Police crime stats indicated that 8 776 sexual crimes, including rape, were reported in the Western Cape during the 2012/13 financial year.
This figure, also consistent with stats for preceding years, amounts to a monthly average of 731 reported sexual assaults. Police statistics do not, however, reflect the age of sexual assault victims.
Three child rapes on the Cape Flats since the beginning of the year have grabbed headlines. But Dey says that the attention given to high-profile cases often masks the wide extent of sexual assaults and rapes of children.
The Khayelitsha Commission of Inquiry heard on Wednesday that the Khayelitsha police’s Child Protection Unit was failing victims because of a lack of professionalism, ill discipline and poor management. Dr Genine Josias, a medical co-ordinator for Khayelitsha’s Thuthuzela Centre, said this resulted in the delaying of DNA evidence processing, which meant rapists were being acquitted en masse.
In the most high-profile attack this year, a nine-year-old Delft girl was tied up, raped, doused in petrol and set alight. She survived the attack and is currently in hospital, where she is expected to undergo a series of major operations over the next few months.

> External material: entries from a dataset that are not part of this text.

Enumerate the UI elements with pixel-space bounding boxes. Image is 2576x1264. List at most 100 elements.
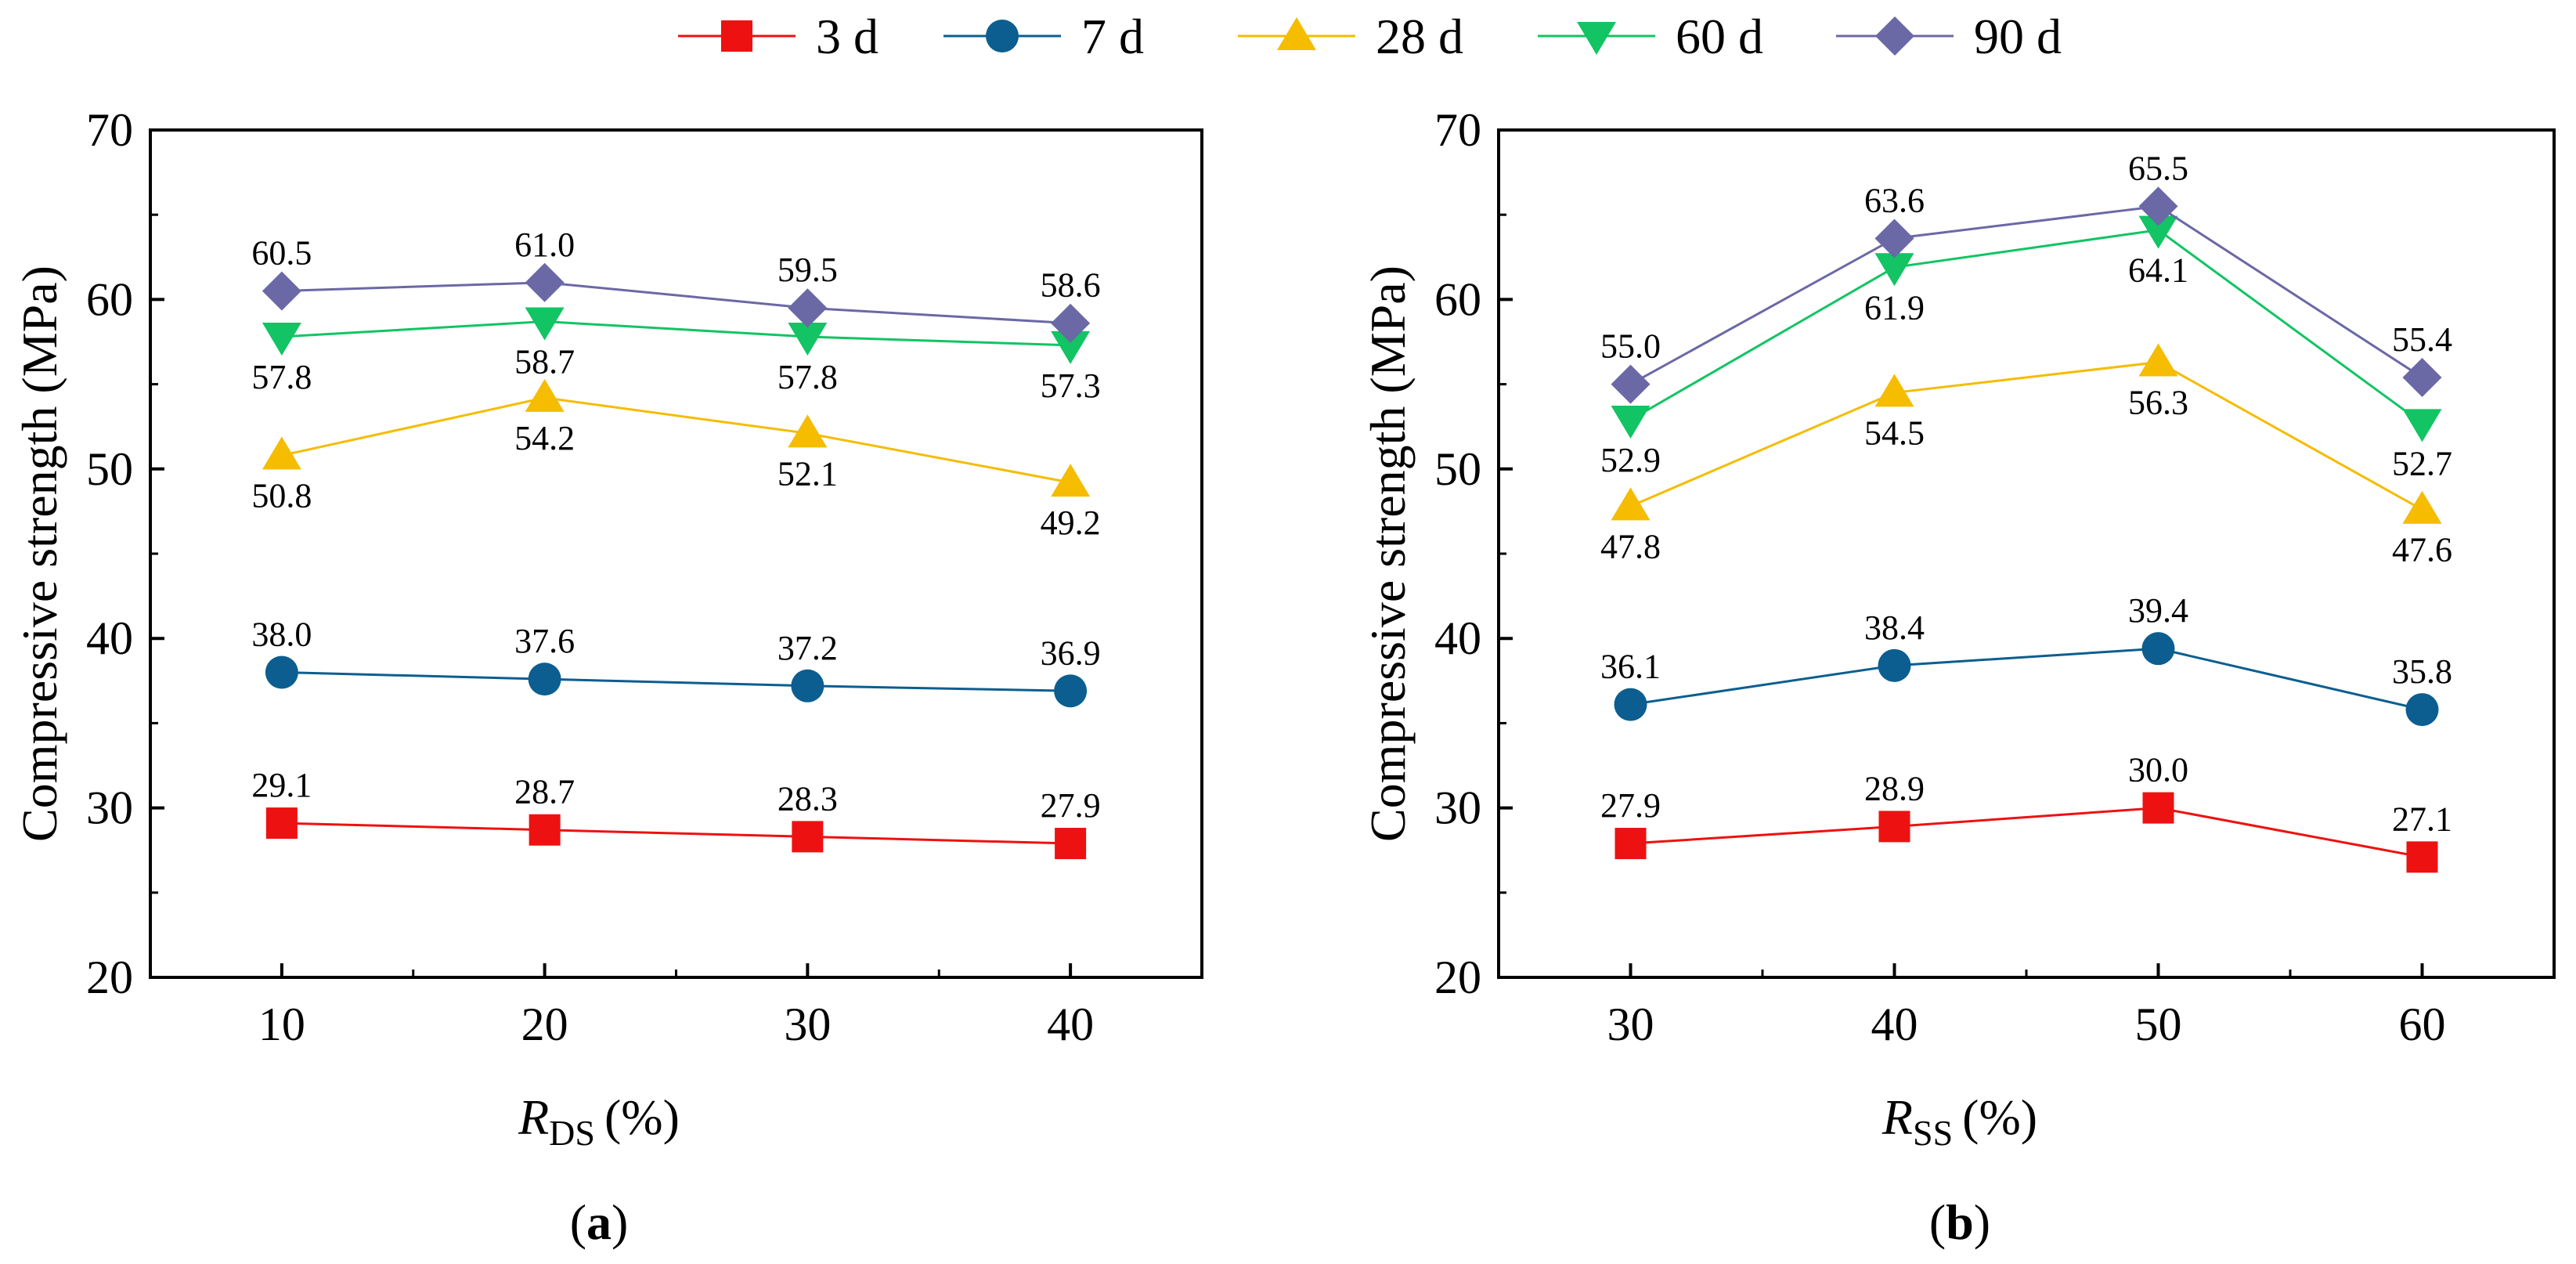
data-point-d60 (2138, 215, 2178, 249)
data-point-d90 (788, 288, 828, 328)
data-label-d28: 49.2 (1041, 504, 1101, 542)
data-label-d28: 54.5 (1864, 414, 1925, 452)
legend-item-d90: 90 d (1836, 9, 2062, 64)
data-label-d7: 38.0 (251, 615, 312, 653)
y-tick-label: 30 (86, 782, 133, 834)
legend-label-d7: 7 d (1081, 9, 1144, 64)
legend-marker-d7 (986, 20, 1019, 52)
x-tick-label: 40 (1047, 999, 1094, 1050)
legend-label-d90: 90 d (1974, 9, 2062, 64)
data-label-d90: 55.4 (2392, 320, 2452, 359)
y-axis-title: Compressive strength (MPa) (12, 265, 67, 842)
data-point-d60 (262, 323, 301, 356)
y-tick-label: 70 (1434, 104, 1481, 156)
data-point-d3 (265, 807, 298, 840)
data-point-d28 (788, 414, 828, 448)
y-tick-label: 40 (1434, 612, 1481, 664)
data-label-d3: 30.0 (2128, 751, 2188, 789)
data-label-d7: 35.8 (2392, 652, 2452, 691)
series-line-d90 (1629, 204, 2423, 385)
data-point-d28 (1051, 464, 1091, 497)
data-point-d7 (1878, 648, 1911, 682)
series-line-d7 (281, 670, 1071, 692)
series-line-d28 (1629, 360, 2423, 511)
series-d90: 55.0 63.6 65.5 55.4 (1600, 149, 2452, 404)
panel-label-open: ( (570, 1194, 586, 1250)
series-line-d60 (281, 320, 1071, 347)
data-label-d3: 28.3 (777, 779, 838, 818)
x-axis-title-main: R (1881, 1089, 1913, 1145)
legend-marker-d60 (1577, 22, 1616, 55)
series-d60: 57.8 58.7 57.8 57.3 (251, 307, 1101, 405)
series-line-d3 (1630, 807, 2423, 858)
panel-label-open: ( (1929, 1194, 1946, 1250)
data-point-d60 (525, 307, 565, 341)
data-label-d60: 64.1 (2128, 251, 2188, 290)
series-d60: 52.9 61.9 64.1 52.7 (1600, 215, 2452, 482)
data-point-d60 (1051, 330, 1091, 364)
series-d28: 47.8 54.5 56.3 47.6 (1600, 343, 2452, 569)
panel-b: 20 30 40 50 60 70 30 40 50 60 Compressive strength… (1360, 104, 2556, 1250)
data-point-d3 (792, 821, 824, 853)
data-point-d7 (265, 655, 298, 689)
data-point-d3 (1055, 828, 1087, 860)
series-d3: 29.1 28.7 28.3 27.9 (251, 766, 1101, 860)
data-label-d3: 29.1 (251, 766, 312, 804)
data-label-d90: 65.5 (2128, 149, 2188, 187)
data-label-d60: 52.9 (1600, 441, 1661, 479)
x-axis-title-sub: DS (549, 1113, 595, 1153)
data-label-d60: 57.8 (777, 358, 838, 396)
data-point-d90 (2402, 357, 2442, 397)
series-line-d3 (281, 822, 1071, 845)
y-tick-label: 50 (86, 443, 133, 495)
legend-marker-d90 (1875, 16, 1914, 56)
series-d28: 50.8 54.2 52.1 49.2 (251, 378, 1101, 542)
data-point-d28 (262, 436, 301, 470)
panel-label-close: ) (1974, 1194, 1990, 1250)
x-axis-title-unit: (%) (1962, 1089, 2037, 1145)
data-point-d7 (2141, 632, 2175, 666)
data-label-d60: 61.9 (1864, 288, 1925, 327)
data-label-d3: 27.1 (2392, 800, 2452, 838)
data-label-d7: 38.4 (1864, 609, 1925, 647)
data-label-d90: 61.0 (514, 226, 575, 264)
data-point-d28 (2402, 490, 2442, 524)
panel-label-letter: b (1946, 1194, 1974, 1250)
data-label-d7: 37.6 (514, 622, 575, 660)
data-point-d3 (2406, 841, 2438, 873)
data-label-d90: 63.6 (1864, 181, 1925, 219)
series-line-d90 (281, 281, 1071, 325)
x-tick-label: 20 (521, 999, 568, 1050)
data-label-d60: 52.7 (2392, 444, 2452, 482)
data-point-d60 (1611, 406, 1651, 439)
data-label-d60: 57.8 (251, 358, 312, 396)
data-point-d28 (1611, 487, 1651, 521)
data-point-d90 (262, 271, 301, 311)
x-tick-label: 50 (2135, 999, 2182, 1050)
x-axis-title: RDS (%) (518, 1089, 680, 1153)
data-point-d7 (528, 663, 561, 696)
data-label-d3: 28.7 (514, 773, 575, 811)
series-d3: 27.9 28.9 30.0 27.1 (1600, 751, 2452, 873)
legend-marker-d3 (721, 20, 752, 52)
series-d90: 60.5 61.0 59.5 58.6 (251, 226, 1101, 343)
series-line-d60 (1629, 229, 2423, 424)
panel-a: 20 30 40 50 60 70 10 20 30 40 Compressive strength… (12, 104, 1203, 1250)
legend-item-d28: 28 d (1238, 9, 1463, 64)
data-point-d28 (2138, 343, 2178, 377)
data-point-d90 (1611, 364, 1651, 404)
data-label-d7: 36.1 (1600, 648, 1661, 686)
x-tick-label: 30 (784, 999, 831, 1050)
legend-item-d7: 7 d (943, 9, 1144, 64)
legend: 3 d 7 d 28 d 60 d 90 d (678, 9, 2062, 64)
data-label-d60: 58.7 (514, 343, 575, 381)
data-label-d28: 52.1 (777, 454, 838, 493)
data-point-d60 (1874, 253, 1914, 287)
data-point-d3 (1878, 811, 1910, 843)
y-tick-label: 60 (86, 273, 133, 325)
series-line-d28 (281, 396, 1071, 484)
data-label-d3: 27.9 (1600, 786, 1661, 825)
data-point-d90 (2138, 186, 2178, 226)
data-label-d28: 47.6 (2392, 531, 2452, 569)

A 27-year-old man has been arrested and charged with rape and attempted murder. He appeared in a Bellville Magistrate’s Court earlier this week and will appear again on March 27.
A week earlier, another Delft girl, aged six, was trapped in a communal toilet cubicle and raped. There has been no arrest, but police issued an identikit and a description of the rapist – 45 to 50 years old, approximately 1.65m tall, with a dark complexion and a sturdy build.
On Sunday, an 11-year-old boy was lured into an abandoned building in Bonteheuwel and raped, allegedly by a man known to residents as “Franky”. Police are searching for the suspect.
An “outraged” Social Development MEC Albert Fritz on Thursday condemned attacks on children and calling for perpetrators to be arrested.
Dey, however, noted that there was an overemphasis on arrest and conviction in public discourse on the topic of rape in South Africa. She urged that the government and society acknowledge “societal drivers” underpinning the scourge of sexual violence. These included the desperation, hopelessness and substance abuse that accompanied inequality and poverty. Those factors, especially alcohol and drug abuse, drove some to violent extremes.
“This is why, as Rape Crisis we have been very supportive of (Health Minister) Aaron Motsoaledi’s proposal to ban alcohol advertising… It is important for the government to understand the drivers of social ills and to implement policies that target these root causes,” she said.